Note that both men and women are equally guilty of this, IMO, although the traditional accoutrements required by detrimentally vain women are, granted, more voluminous. In fact, any insinuation that women bear more of a burden is almost offensive (though not quite; I'm inclined to give the benefit of a doubt, though I feel sullied). Walk into any office building and the proportions of men and women who dress to any particular degree of fashionableness is quite equivalent, particularly once you factor out any latent hiring or structural biases (Cf. secretaries).
You know, if a woman actually did wear her previous days attire, she might come to find that men pay more attention to the words coming out of her mouth than the buttons on her blouse.
Hint: they're not looking at the buttons, and they won't notice if the buttons change.
If came out to about one week for just under a thousand dollars, (and included sipping good brandy) I would totally sign up for a vacation like this.
The first draft of the comment included a bottle of Scotch, if that's close enough.

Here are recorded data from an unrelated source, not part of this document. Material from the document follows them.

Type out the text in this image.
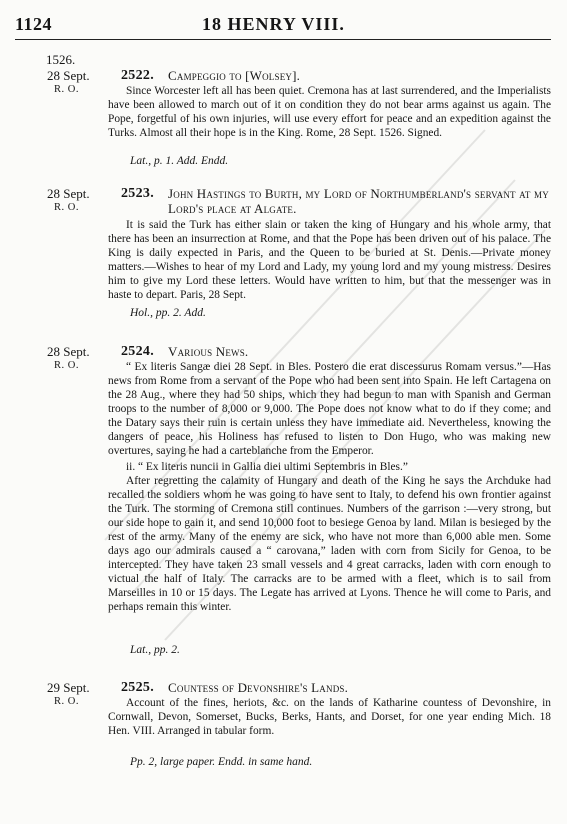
1124	18 HENRY VIII.
1526.
28 Sept.
R. O.
2522. Campeggio to [Wolsey].

Since Worcester left all has been quiet. Cremona has at last surrendered, and the Imperialists have been allowed to march out of it on condition they do not bear arms against us again. The Pope, forgetful of his own injuries, will use every effort for peace and an expedition against the Turks. Almost all their hope is in the King. Rome, 28 Sept. 1526. Signed.

Lat., p. 1. Add. Endd.
28 Sept.
R. O.
2523. John Hastings to Burth, my Lord of Northumberland's servant at my Lord's place at Algate.

It is said the Turk has either slain or taken the king of Hungary and his whole army, that there has been an insurrection at Rome, and that the Pope has been driven out of his palace. The King is daily expected in Paris, and the Queen to be buried at St. Denis.—Private money matters.—Wishes to hear of my Lord and Lady, my young lord and my young mistress. Desires him to give my Lord these letters. Would have written to him, but that the messenger was in haste to depart. Paris, 28 Sept.

Hol., pp. 2. Add.
28 Sept.
R. O.
2524. Various News.

“ Ex literis Sangæ diei 28 Sept. in Bles. Postero die erat discessurus Romam versus.”—Has news from Rome from a servant of the Pope who had been sent into Spain. He left Cartagena on the 28 Aug., where they had 50 ships, which they had begun to man with Spanish and German troops to the number of 8,000 or 9,000. The Pope does not know what to do if they come; and the Datary says their ruin is certain unless they have immediate aid. Nevertheless, knowing the dangers of peace, his Holiness has refused to listen to Don Hugo, who was making new overtures, saying he had a carteblanche from the Emperor.

ii. “ Ex literis nuncii in Gallia diei ultimi Septembris in Bles.”

After regretting the calamity of Hungary and death of the King he says the Archduke had recalled the soldiers whom he was going to have sent to Italy, to defend his own frontier against the Turk. The storming of Cremona still continues. Numbers of the garrison :—very strong, but our side hope to gain it, and send 10,000 foot to besiege Genoa by land. Milan is besieged by the rest of the army. Many of the enemy are sick, who have not more than 6,000 able men. Some days ago our admirals caused a “ carovana,” laden with corn from Sicily for Genoa, to be intercepted. They have taken 23 small vessels and 4 great carracks, laden with corn enough to victual the half of Italy. The carracks are to be armed with a fleet, which is to sail from Marseilles in 10 or 15 days. The Legate has arrived at Lyons. Thence he will come to Paris, and perhaps remain this winter.

Lat., pp. 2.
29 Sept.
R. O.
2525. Countess of Devonshire's Lands.

Account of the fines, heriots, &c. on the lands of Katharine countess of Devonshire, in Cornwall, Devon, Somerset, Bucks, Berks, Hants, and Dorset, for one year ending Mich. 18 Hen. VIII. Arranged in tabular form.

Pp. 2, large paper. Endd. in same hand.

Now that I have the pitch down I just need to find the zeppelin and/or tramp steamer.
The author of the article got one thing right: not one of those leaping to the defense of rolling luggage has admitted to inconveniencing anyone else. It's always about their side of the story, and no other.
Talk about rude.
I didn't notice the author of the article admitting to inconveniencing anyone else. Maybe by hashing out a rough draft of his inane article by bitching to the person trapped next to him on a flight from New York to... wherever it was he had to tote his tiny duffel across monkey-infested mud puddles.
Travel's inconvenient and annoying. You're thrown together with people whose habits aren't necessarily appealing to you. Between getting annoyed by it and just accepting it, I've found that acceptance works better.
The fetish for wheeled luggage has gotten to the point that very small bags, more like briefcases than suitcases, now come in wheeled versions. I should know, as I frequently (and literally) run into them in the train station.
Thirty-five comments down into this thread, and nobody has figured out how to make a clever Segway crack yet?
(That wasn't it, either.)
JB is right. Anyone who travels with the expectation that they will never be inconvenienced is delusional. There is no convenient way to sort large numbers of people into dozens of different tightly cramped metal cylinders. Your fellow travellers are not perfect specimens of strength and agility, nor can they flawlessly predict the correct path through the airport maze. Arrive early and wait your turn like everyone else.